Наташа отказывается отвечать на какие-либо вопросы, касающиеся «близости», — позиция, которая сама по себе доказывает, что близость была. В одном из своих загадочных ответов в беседе с полицейскими следователями, позже напечатанной австрийским «Ньюс мэгэзин», она сказала: «Вольфи не был сексуальным зверем, равно как и я. У нас были нежные взаимоотношения».

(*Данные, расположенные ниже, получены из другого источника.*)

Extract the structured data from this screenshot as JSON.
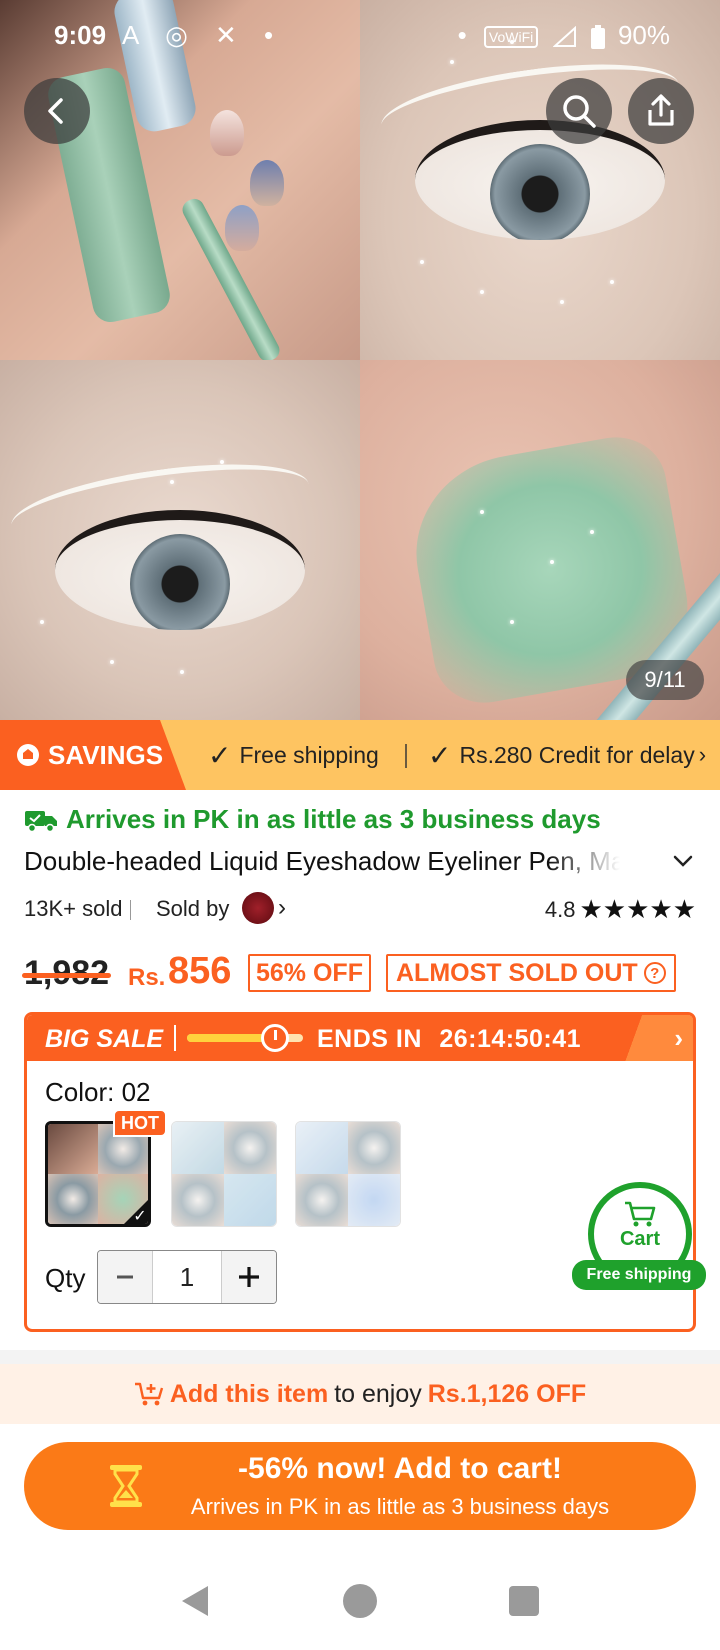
{
  "status_bar": {
    "time": "9:09",
    "left_icons": "A ◎ ✕ •",
    "dot": "•",
    "vowifi": "VoWiFi",
    "battery": "90%"
  },
  "gallery": {
    "counter": "9/11",
    "current_index": 9,
    "total": 11
  },
  "savings_strip": {
    "tag": "SAVINGS",
    "item1": "Free shipping",
    "item2": "Rs.280 Credit for delay"
  },
  "product": {
    "arrives": "Arrives in PK in as little as 3 business days",
    "title": "Double-headed Liquid Eyeshadow Eyeliner Pen, Matte Pearlescent Glitter",
    "sold": "13K+ sold",
    "sold_by": "Sold by",
    "rating": "4.8",
    "stars": "★★★★★",
    "old_price": "1,982",
    "currency": "Rs.",
    "price": "856",
    "off": "56% OFF",
    "scarcity": "ALMOST SOLD OUT"
  },
  "sale": {
    "label": "BIG SALE",
    "ends_in": "ENDS IN",
    "countdown": "26:14:50:41",
    "progress": 0.72,
    "color_label": "Color: 02",
    "hot": "HOT",
    "qty_label": "Qty",
    "qty": "1"
  },
  "cart_float": {
    "label": "Cart",
    "shipping": "Free shipping"
  },
  "promo": {
    "part1": "Add this item",
    "part2": "to enjoy",
    "part3": "Rs.1,126 OFF"
  },
  "cta": {
    "main": "-56% now! Add to cart!",
    "sub": "Arrives in PK in as little as 3 business days"
  },
  "colors": {
    "orange": "#fb6020",
    "green": "#1fa12c",
    "savings_bg": "#fec461"
  }
}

Однако вопрос о физической стороне этих взаимоотношений, сложившихся в силу обстоятельств и развившихся благодаря ее сильному характеру, не снимается. Наташа, окружившая себя адвокатами сразу же после побега, угрожает подать в суд на газеты, где бы они ни издавались, если они назовут ее «сексуальной рабыней», хотя сама отказывается рассказывать, что между ними происходило. Австрийские средства массовой информации цитировали несколько полицейских источников, утверждавших, что ее изнасилование было «неизбежным», хотя она и отказывается признать или опровергнуть, что какие-либо сексуальные отношения имели место.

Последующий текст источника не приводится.